Groups Call for Investigation into FBI Shooting of Michigan Imam

By Leticia Miranda Nov 18, 2009

As the media swallowed up stories about Fort Hood and obsessed over how it was yet another example of "violent" Islam, the FBI’s recent killing of Imam Luqman Ameen Abdullah has conveniently stayed at the margins of national debates. But not for long. A coaltion of Muslim and civil rights groups have joined together to call for an investigation into the FBI’s shooting of Imam Abdullah in Dearborn, Michigan. The Council on American-Islamic Relations’ Michigan chapter, American Civil Liberties Union of Michigan and the Interfaith Council for Peace & Justice have joined together to ask the Department of Justice to investigate the use of excessive force during a raid last month that left Abdullah shot and killed by FBI agents. Federal officials had been following Abdullah for two years. Although Abdullah was never charged with terrorism, according to the FBI report, he was "advocating and encouraging his followers to commit violent acts against the United States." They also cite his urges to create an "Islamic state" within the US as evidence of his radical Islamic fundamentalism. Some of his colleagues say this idea of an "Islamic state" was synonymous to the Amish in Pennsylvania. But what’s scarier than a bunch of Black Muslims living in the cuts of Pennsylvania and growing organic vegetables? Not much to the FBI, it seems. Members of the Muslim Alliance in North America, an organization that Abdullah helped to advise, also said in a statement:

"Reference to the Ummah as a ‘nationwide radical fundamentalist Sunni group consisting primarily of African-Americans’ is an offensive mischaracterization…To those who have worked with Imam Luqman A. Abdullah, allegations of illegal activity, resisting arrest, and offensive jihad against the American government are shocking and inconsistent. In his ministry he consistently advocated for the downtrodden and always spoke about the importance of connecting with the needs of the poor."

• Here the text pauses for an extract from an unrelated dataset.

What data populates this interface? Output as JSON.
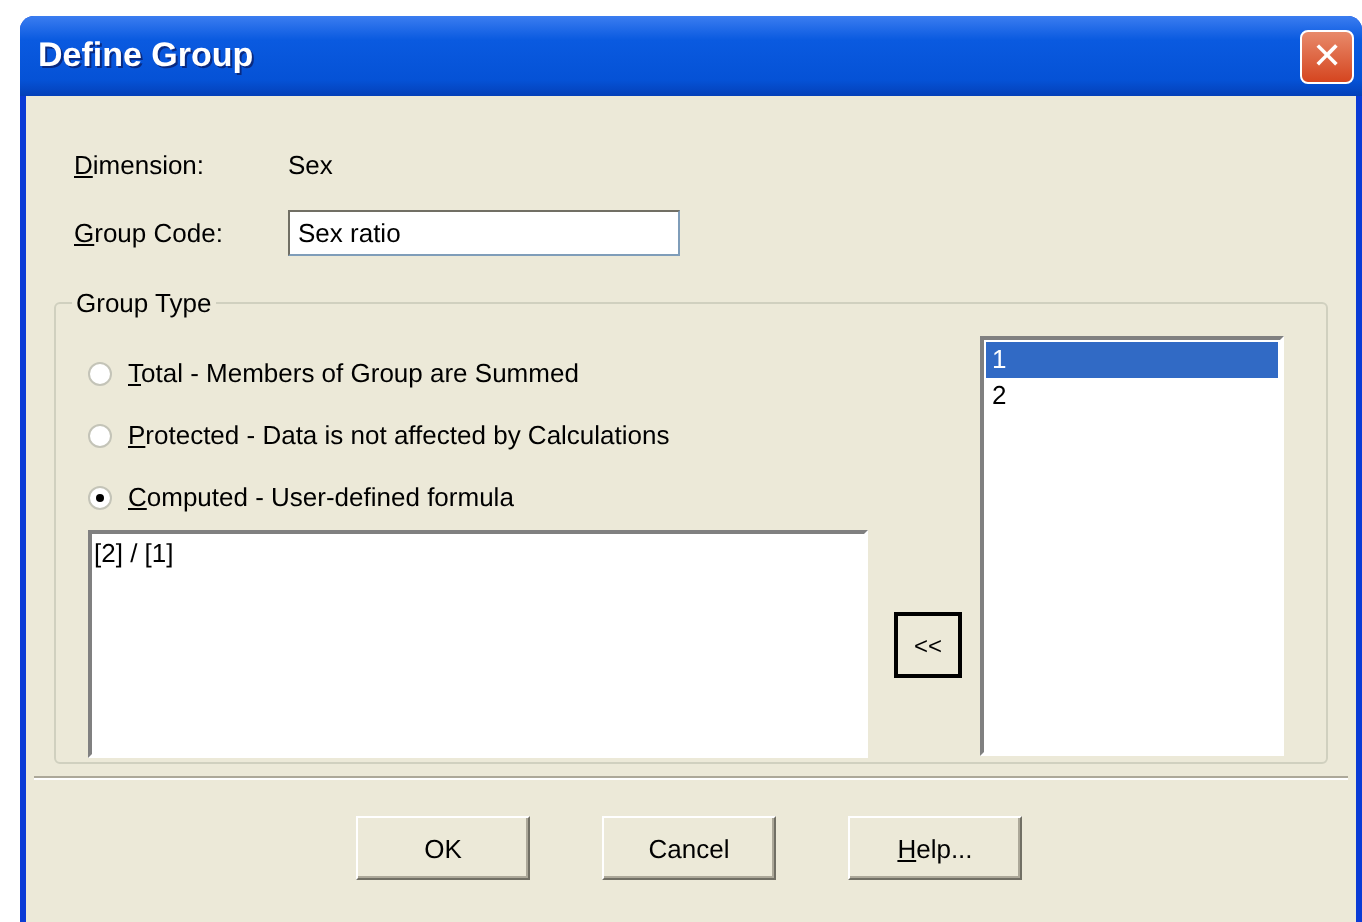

Let’s pause for a brief history lesson. Ever heard of COINTELPRO? The Counter Intelligence Program was a secret FBI project that sent agents to break up radical movements in the 1960s and 70s by infiltrating them or killing some of their strongest leaders. Fred Hampton ring a bell? As Michelle Chen has argued before, Homeland Security’s "fusion centers" and its informal agreements to fight "terrorism" using covert tactics echoes the same strategies that COINTELPRO used against radical movements, particularly Black liberation movements, in the past and some of the same strategies used during last month’s raid on Abdullah’s mosque. Although I already have my critiques of the some of the politics of Ummah (I like the desert more than farmland and don’t have much of a green thumb), it does not cloud the fact that his death comes after hundreds of mosques across the US have been targeted by FBI agents who harass their members in the name of the "war on terror." And with COINTELPRO listed at the top of the FBI’s resume, the raid on the Dearborn mosque seems to be a pattern of covert spying and excessive force used against anything that even looks a tiny bit like Black people and/or Muslims organizing themselves. Abdullah’s family, friends and colleagues held a small funeral for him earlier this month.